Enterprise: Accidental Opportunity for Compassionate Practice

When I looked out on the balcony yesterday, I saw that someone had chucked a lit cigarette off their balcony onto mine. Irritated, as I already had enough to do, I opened the balcony door to retrieve it and was immediately nonplused by a large insect on the greyish stone tile. Then, however, I recognized that it was a Monarch butterfly, but with its wings so folded up that from a certain angle it looked more like a grasshopper.

It had been a cold night, with a temperature below freezing, and I had felt it too, having spent a fitful night, alternating between being too hot and too cold. I therefore guessed the butterfly had folded its wings so tightly in an attempt to keep in what little heat its tiny body could generate, and perhaps to protect it’s delicate wings from the frigid air. I decided to air the place out, thus providing some warm air for the butterfly, and as I got on with my many chores, I periodically checked in to see how it was doing. As it got warmer, the wings began to come up a little, but the butterfly was very unsteady on its legs in the cool breeze that was blowing.
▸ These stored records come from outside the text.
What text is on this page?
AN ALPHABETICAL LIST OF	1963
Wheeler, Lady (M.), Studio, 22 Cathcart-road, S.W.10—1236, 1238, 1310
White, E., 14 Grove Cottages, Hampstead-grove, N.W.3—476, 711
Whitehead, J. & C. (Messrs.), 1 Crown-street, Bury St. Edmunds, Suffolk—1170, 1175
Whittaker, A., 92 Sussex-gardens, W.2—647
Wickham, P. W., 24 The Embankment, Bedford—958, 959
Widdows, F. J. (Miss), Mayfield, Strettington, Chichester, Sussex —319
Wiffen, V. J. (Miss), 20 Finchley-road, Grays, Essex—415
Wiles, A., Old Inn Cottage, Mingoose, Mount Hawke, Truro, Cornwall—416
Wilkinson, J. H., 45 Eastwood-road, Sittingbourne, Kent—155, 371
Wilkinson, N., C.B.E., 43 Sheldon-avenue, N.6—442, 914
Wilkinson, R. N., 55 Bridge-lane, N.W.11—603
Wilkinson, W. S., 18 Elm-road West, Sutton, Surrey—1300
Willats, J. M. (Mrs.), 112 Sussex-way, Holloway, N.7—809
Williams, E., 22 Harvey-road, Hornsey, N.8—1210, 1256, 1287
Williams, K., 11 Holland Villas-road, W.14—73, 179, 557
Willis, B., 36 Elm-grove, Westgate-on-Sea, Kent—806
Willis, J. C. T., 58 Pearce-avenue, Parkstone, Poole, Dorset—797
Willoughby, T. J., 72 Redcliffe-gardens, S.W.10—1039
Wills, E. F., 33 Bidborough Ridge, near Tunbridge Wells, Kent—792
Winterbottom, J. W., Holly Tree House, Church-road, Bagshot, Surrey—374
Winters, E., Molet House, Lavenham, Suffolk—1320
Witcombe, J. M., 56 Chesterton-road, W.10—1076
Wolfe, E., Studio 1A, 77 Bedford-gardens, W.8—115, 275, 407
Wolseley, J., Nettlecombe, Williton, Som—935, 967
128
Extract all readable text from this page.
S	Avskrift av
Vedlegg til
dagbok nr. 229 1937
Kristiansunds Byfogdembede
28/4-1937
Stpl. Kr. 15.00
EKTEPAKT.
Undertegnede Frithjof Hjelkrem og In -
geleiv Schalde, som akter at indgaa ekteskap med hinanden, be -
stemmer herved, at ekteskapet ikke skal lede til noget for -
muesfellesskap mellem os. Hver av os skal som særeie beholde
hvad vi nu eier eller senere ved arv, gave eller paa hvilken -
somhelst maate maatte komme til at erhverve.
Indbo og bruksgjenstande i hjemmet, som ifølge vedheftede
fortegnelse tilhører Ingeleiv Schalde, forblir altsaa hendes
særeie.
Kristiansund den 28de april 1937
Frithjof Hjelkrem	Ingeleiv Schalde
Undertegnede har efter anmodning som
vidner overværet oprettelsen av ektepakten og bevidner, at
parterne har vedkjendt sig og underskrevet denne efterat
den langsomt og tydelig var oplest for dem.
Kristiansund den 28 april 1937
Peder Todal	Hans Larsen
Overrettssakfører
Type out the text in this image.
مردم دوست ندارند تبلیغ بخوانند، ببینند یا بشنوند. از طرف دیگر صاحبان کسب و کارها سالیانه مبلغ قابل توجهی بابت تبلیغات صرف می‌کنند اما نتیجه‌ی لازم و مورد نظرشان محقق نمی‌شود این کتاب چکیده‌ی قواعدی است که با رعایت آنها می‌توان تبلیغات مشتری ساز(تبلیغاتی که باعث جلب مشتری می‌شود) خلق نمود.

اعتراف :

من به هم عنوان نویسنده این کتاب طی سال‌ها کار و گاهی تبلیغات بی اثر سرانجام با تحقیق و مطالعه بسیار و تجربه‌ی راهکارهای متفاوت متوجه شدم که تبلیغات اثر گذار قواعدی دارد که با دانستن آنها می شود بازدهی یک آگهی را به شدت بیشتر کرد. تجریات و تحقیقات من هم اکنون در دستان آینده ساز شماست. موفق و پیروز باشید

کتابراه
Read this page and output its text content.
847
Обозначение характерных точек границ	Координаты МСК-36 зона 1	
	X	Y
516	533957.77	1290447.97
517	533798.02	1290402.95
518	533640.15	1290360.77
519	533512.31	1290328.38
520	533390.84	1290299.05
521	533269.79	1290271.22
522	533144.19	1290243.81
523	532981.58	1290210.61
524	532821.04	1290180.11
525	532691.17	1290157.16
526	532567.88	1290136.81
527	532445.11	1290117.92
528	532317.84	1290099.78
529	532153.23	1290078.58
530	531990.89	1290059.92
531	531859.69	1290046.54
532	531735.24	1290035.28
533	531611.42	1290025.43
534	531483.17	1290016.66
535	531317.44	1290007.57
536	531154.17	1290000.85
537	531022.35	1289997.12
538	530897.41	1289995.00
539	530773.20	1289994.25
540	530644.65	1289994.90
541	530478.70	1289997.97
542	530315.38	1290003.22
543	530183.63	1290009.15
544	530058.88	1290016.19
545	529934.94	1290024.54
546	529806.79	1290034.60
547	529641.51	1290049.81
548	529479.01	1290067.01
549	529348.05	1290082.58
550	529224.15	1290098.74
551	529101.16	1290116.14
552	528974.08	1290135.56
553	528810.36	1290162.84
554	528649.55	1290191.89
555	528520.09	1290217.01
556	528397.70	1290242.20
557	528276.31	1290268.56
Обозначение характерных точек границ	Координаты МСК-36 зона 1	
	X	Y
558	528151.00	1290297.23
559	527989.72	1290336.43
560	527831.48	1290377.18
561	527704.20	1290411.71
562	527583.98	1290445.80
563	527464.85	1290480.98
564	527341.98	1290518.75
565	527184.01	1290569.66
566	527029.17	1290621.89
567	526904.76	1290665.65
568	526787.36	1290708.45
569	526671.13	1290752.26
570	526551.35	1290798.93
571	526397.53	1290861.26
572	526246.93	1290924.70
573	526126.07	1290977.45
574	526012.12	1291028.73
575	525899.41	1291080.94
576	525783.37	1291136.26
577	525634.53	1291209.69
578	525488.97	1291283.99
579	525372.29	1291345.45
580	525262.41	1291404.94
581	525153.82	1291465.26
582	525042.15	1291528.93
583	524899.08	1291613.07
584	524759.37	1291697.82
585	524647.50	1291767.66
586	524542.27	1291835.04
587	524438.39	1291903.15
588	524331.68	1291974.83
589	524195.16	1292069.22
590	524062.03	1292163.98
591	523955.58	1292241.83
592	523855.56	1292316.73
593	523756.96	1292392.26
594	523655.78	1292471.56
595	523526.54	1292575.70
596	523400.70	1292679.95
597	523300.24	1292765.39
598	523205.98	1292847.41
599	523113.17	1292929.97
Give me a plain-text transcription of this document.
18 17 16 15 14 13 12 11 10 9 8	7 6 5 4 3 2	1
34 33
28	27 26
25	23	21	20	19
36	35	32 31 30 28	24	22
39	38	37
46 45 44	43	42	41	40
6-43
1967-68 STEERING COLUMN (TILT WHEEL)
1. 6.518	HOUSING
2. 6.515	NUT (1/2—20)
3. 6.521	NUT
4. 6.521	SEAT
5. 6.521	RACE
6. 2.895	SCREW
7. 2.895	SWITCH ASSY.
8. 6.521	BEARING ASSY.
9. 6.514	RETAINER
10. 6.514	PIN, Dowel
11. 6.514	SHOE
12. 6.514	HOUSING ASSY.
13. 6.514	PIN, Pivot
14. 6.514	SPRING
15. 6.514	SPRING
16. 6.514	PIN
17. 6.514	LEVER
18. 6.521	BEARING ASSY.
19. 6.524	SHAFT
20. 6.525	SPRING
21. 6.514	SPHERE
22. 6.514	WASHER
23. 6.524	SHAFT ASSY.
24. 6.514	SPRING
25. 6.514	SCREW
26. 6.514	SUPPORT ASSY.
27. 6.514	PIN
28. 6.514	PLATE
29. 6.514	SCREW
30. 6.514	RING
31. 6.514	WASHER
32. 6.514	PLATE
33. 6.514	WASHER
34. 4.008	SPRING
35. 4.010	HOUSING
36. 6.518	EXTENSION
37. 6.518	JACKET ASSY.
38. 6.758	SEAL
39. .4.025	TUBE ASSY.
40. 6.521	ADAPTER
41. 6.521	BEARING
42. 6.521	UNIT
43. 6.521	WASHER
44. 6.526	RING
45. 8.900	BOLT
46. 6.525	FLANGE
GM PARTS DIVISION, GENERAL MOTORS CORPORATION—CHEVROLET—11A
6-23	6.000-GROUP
A while later, I saw its open wings flexing and then closing again. Still later, I saw it crawling awkwardly across the stones. When it reached the metal cover on the window washer’s anchor, which must have been very cold indeed, it tried to climb up on that, perhaps trying to get more height from which to launch itself, but it was getting nowhere, and probably getting chilled again as well. I was tempted to intervene, but unsure what to do and fearful of causing further harm, and so I directed compassion towards the butterfly and resumed my work.

Then I saw it fluttering weakly and irregularly towards a neighbour’s balcony. And so, finally I gently spread out my hands to corral it, and offered a hand for it to climb up onto, thinking perhaps I could warm it up enough for it to be able to fly properly. After crawling onto the offered hand, however, maybe it realized that this warm soft something was alive, and it quickly hopped back off again. But the second time it crawled onto the proffered hand, perhaps as whatever this something was hadn’t tried to eat it or otherwise harm it, it quickly located a comfortable perch. Soon it began flexing its wings quite vigorously, and within a few minutes took off and soared like a bird, flapping strongly and quickly away. And so, I said farewell and wished it a safe journey. As I had beheld it resting on my hand and afterwards I reflected upon its frame of reference in relation to this encounter, whether or not its acceptance of this assistance was an active act of trust, and how this timely intervention began with a carelessly flicked lit cigarette!